In [1]:
!pip  install sk-video



distributed 1.21.8 requires msgpack, which is not installed.
You are using pip version 10.0.1, however version 18.1 is available.
You should consider upgrading via the 'python -m pip install --upgrade pip' command.


In [37]:
import keras.backend as K
from keras.models import Sequential, Model
from keras.utils.data_utils import get_file
from keras.layers import Input, Conv3D, MaxPooling3D, Dense, Flatten, ZeroPadding3D, Dropout, Subtract, BatchNormalization
import skvideo.io
import numpy as np

# Base Model

Our base model consists of 3D ConvNets from Conv1 to Pool5 and 3 fully connected layers (FC6, FC7, FC8)which has been pre-trained on Sports-1M. We delete the FC8 from our model 


In [3]:
WEIGHTS_PATH = 'https://github.com/adamcasson/c3d/releases/download/v0.1/sports1M_weights_tf.h5'
C3D_MEAN_PATH = 'https://github.com/adamcasson/c3d/releases/download/v0.1/c3d_mean.npy'

In [4]:
def base_model():

    if K.image_data_format() == 'channels_last':    
        shape0 = (16,112,112,3)    
    else:   
        shape0 = (3,16,112,112)

    model_base = Sequential()
    
    model_base.add(Conv3D(64, 3, activation='relu', padding='same', name='conv1', input_shape=shape0))
    model_base.add(MaxPooling3D(pool_size=(1,2,2), strides=(1,2,2), padding='same', name='pool1'))
    
    model_base.add(Conv3D(128, 3, activation='relu', padding='same', name='conv2'))
    model_base.add(MaxPooling3D(pool_size=(2,2,2), strides=(2,2,2), padding='valid', name='pool2'))
    
    model_base.add(Conv3D(256, 3, activation='relu', padding='same', name='conv3a'))
    model_base.add(Conv3D(256, 3, activation='relu', padding='same', name='conv3b'))
    model_base.add(MaxPooling3D(pool_size=(2,2,2), strides=(2,2,2), padding='valid', name='pool3'))
    
    model_base.add(Conv3D(512, 3, activation='relu', padding='same', name='conv4a'))
    model_base.add(Conv3D(512, 3, activation='relu', padding='same', name='conv4b'))
    model_base.add(MaxPooling3D(pool_size=(2,2,2), strides=(2,2,2), padding='valid', name='pool4'))
    
    model_base.add(Conv3D(512, 3, activation='relu', padding='same', name='conv5a'))
    model_base.add(Conv3D(512, 3, activation='relu', padding='same', name='conv5b'))
    model_base.add(ZeroPadding3D(padding=(0,1,1)))
    model_base.add(MaxPooling3D(pool_size=(2,2,2), strides=(2,2,2), padding='valid', name='pool5'))
    
    model_base.add(Flatten())
    
    model_base.add(Dense(4096, activation='relu', name='fc6', input_shape = (None, 8192)))
    model_base.add(Dropout(0.5))
    model_base.add(Dense(4096, activation='relu', name='fc7'))
    model_base.add(Dropout(0.5))
    model_base.add(Dense(487, activation='softmax', name='fc8'))

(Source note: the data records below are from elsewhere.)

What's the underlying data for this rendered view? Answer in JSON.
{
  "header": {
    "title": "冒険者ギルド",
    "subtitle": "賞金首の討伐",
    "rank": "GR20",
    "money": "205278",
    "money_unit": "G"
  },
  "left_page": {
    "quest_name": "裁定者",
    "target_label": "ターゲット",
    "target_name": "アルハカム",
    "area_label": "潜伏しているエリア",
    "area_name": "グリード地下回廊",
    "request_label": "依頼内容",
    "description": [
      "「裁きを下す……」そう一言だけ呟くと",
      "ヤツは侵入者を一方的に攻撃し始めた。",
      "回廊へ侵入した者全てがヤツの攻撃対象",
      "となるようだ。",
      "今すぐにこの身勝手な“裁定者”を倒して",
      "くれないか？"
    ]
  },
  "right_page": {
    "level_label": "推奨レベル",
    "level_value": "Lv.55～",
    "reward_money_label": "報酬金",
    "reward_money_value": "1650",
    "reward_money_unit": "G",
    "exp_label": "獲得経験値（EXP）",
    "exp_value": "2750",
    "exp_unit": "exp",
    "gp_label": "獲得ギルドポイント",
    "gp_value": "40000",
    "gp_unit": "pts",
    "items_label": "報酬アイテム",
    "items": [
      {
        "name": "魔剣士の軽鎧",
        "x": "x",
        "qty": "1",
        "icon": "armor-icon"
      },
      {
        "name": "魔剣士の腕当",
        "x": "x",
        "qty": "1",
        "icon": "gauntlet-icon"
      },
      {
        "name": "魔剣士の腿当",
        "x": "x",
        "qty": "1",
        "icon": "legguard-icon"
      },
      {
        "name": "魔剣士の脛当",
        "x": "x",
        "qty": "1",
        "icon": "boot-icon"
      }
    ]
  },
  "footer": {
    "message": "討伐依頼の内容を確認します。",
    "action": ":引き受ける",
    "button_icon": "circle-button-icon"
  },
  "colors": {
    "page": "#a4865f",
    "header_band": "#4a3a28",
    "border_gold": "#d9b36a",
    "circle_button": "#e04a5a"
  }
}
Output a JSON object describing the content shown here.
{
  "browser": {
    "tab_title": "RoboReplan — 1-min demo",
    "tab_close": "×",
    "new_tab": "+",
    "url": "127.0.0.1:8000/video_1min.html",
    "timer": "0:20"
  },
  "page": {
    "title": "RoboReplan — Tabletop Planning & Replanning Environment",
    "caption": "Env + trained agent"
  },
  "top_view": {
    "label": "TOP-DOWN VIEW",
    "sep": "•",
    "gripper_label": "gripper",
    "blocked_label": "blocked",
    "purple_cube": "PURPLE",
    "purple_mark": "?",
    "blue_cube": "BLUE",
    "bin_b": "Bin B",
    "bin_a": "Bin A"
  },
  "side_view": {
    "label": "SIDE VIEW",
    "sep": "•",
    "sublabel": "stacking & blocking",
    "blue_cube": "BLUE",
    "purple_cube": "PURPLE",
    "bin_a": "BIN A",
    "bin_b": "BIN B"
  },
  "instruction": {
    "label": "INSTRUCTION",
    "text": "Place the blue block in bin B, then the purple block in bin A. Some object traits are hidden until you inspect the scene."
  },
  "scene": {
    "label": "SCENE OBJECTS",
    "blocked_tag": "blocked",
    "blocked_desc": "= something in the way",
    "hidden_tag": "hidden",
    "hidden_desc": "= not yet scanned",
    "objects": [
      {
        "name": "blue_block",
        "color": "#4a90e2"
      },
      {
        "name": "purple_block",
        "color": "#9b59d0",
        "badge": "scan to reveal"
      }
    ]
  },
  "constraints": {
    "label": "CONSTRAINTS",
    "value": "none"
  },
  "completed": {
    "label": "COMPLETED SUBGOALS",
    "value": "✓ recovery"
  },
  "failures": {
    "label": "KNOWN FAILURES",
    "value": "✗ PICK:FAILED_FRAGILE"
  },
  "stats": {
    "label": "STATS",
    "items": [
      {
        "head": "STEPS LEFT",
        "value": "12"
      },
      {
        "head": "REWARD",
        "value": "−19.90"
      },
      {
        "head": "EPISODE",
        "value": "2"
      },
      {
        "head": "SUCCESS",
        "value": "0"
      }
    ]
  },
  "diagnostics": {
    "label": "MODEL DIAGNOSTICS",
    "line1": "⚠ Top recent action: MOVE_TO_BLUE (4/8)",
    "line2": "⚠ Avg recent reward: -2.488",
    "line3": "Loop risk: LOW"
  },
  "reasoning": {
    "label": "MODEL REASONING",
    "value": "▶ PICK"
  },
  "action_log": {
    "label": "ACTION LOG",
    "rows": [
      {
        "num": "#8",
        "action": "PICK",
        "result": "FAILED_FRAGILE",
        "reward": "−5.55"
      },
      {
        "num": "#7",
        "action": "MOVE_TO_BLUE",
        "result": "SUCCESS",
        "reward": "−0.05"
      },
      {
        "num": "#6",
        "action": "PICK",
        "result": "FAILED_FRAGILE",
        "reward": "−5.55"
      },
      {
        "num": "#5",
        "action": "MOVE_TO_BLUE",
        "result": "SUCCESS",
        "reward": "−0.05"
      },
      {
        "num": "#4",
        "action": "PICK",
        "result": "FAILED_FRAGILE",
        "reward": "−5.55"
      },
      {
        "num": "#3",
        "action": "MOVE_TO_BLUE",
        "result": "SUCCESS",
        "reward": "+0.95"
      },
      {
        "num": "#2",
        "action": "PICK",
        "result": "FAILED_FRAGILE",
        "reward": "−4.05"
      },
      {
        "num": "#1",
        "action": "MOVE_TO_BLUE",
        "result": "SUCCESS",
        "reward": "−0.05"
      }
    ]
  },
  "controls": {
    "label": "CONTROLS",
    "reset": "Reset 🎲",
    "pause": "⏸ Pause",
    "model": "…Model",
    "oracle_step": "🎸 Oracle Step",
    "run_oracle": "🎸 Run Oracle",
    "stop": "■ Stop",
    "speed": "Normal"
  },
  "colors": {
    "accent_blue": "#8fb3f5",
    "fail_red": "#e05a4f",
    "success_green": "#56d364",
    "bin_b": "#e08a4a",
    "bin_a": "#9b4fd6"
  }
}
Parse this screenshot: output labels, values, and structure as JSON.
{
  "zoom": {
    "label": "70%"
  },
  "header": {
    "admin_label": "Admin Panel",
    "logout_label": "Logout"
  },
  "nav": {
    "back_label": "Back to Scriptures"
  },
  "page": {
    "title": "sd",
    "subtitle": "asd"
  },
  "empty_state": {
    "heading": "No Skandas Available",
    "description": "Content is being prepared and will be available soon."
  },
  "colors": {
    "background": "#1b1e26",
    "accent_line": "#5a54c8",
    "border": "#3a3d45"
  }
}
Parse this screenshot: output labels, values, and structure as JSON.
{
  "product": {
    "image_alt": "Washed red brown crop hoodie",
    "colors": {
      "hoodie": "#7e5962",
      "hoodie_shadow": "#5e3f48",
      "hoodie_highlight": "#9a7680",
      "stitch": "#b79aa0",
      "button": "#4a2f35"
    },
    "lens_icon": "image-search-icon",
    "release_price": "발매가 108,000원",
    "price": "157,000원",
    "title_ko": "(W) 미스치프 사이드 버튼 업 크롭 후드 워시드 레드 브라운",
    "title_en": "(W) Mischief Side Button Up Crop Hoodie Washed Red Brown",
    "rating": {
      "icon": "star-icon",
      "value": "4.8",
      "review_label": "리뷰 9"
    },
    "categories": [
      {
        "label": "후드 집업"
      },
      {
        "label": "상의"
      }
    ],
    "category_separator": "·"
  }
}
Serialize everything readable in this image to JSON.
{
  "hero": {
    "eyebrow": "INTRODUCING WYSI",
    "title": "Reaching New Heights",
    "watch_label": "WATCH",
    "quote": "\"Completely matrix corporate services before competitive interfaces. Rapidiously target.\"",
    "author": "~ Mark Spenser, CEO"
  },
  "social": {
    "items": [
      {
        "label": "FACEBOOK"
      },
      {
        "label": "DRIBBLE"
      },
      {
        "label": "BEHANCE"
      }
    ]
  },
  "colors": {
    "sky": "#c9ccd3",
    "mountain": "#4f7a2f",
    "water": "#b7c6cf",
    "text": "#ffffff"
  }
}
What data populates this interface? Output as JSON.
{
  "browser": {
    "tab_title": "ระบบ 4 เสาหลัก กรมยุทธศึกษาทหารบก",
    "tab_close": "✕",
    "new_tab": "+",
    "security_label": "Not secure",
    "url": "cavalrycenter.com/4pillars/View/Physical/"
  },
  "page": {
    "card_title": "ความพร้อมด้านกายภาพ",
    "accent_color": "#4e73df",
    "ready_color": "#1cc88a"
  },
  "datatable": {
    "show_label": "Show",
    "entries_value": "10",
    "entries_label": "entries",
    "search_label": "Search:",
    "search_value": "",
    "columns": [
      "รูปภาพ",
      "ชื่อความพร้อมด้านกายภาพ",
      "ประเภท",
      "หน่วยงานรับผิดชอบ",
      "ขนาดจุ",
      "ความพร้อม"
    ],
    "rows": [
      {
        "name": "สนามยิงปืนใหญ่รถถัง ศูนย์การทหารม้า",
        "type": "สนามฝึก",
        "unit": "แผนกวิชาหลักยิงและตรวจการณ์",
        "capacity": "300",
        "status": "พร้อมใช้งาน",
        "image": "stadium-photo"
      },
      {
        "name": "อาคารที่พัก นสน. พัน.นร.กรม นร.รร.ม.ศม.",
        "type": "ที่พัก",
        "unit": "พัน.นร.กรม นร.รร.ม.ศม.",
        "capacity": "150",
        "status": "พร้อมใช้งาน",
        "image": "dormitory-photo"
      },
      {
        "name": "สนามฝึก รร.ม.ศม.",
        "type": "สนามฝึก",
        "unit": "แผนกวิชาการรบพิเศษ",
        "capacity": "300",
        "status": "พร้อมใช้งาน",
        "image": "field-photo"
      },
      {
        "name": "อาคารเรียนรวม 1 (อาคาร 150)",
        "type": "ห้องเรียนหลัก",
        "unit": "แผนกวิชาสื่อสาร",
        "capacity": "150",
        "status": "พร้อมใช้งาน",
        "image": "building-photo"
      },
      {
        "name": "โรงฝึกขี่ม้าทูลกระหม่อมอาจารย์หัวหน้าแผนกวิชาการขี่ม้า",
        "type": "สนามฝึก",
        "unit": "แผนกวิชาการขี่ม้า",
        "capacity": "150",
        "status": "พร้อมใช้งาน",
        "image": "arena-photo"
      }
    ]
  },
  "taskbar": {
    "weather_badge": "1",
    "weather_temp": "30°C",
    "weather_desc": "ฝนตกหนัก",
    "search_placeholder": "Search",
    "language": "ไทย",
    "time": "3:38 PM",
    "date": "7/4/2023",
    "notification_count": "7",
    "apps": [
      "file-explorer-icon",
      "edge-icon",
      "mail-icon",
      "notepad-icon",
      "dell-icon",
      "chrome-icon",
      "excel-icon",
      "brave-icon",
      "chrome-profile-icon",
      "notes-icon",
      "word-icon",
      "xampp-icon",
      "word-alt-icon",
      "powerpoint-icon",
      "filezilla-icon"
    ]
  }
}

    weights_path = get_file('sports1M_weights_tf.h5',
                         WEIGHTS_PATH,
                         cache_subdir='models',
                         md5_hash='b7a93b2f9156ccbebe3ca24b41fc5402')
        
    model_base.load_weights(weights_path)

    model_base.pop()
    
    return model_base




# Model the Temporal Consistency

We add a clasification layer FC8 to our model, that gives the class of the actual window (background or action). We also add a second loss to our model, that mesures the difference between the FC7 layer for the actual window and the next window.

In [5]:
model_base = base_model()

if K.image_data_format() == 'channels_last':    
    shape0 = (16,112,112,3)    
else:   
    shape0 = (3,16,112,112)

start_window = Input(shape=shape0, dtype='float32', name='start_window')
followup_window = Input(shape=shape0, dtype='float32', name='followup_window')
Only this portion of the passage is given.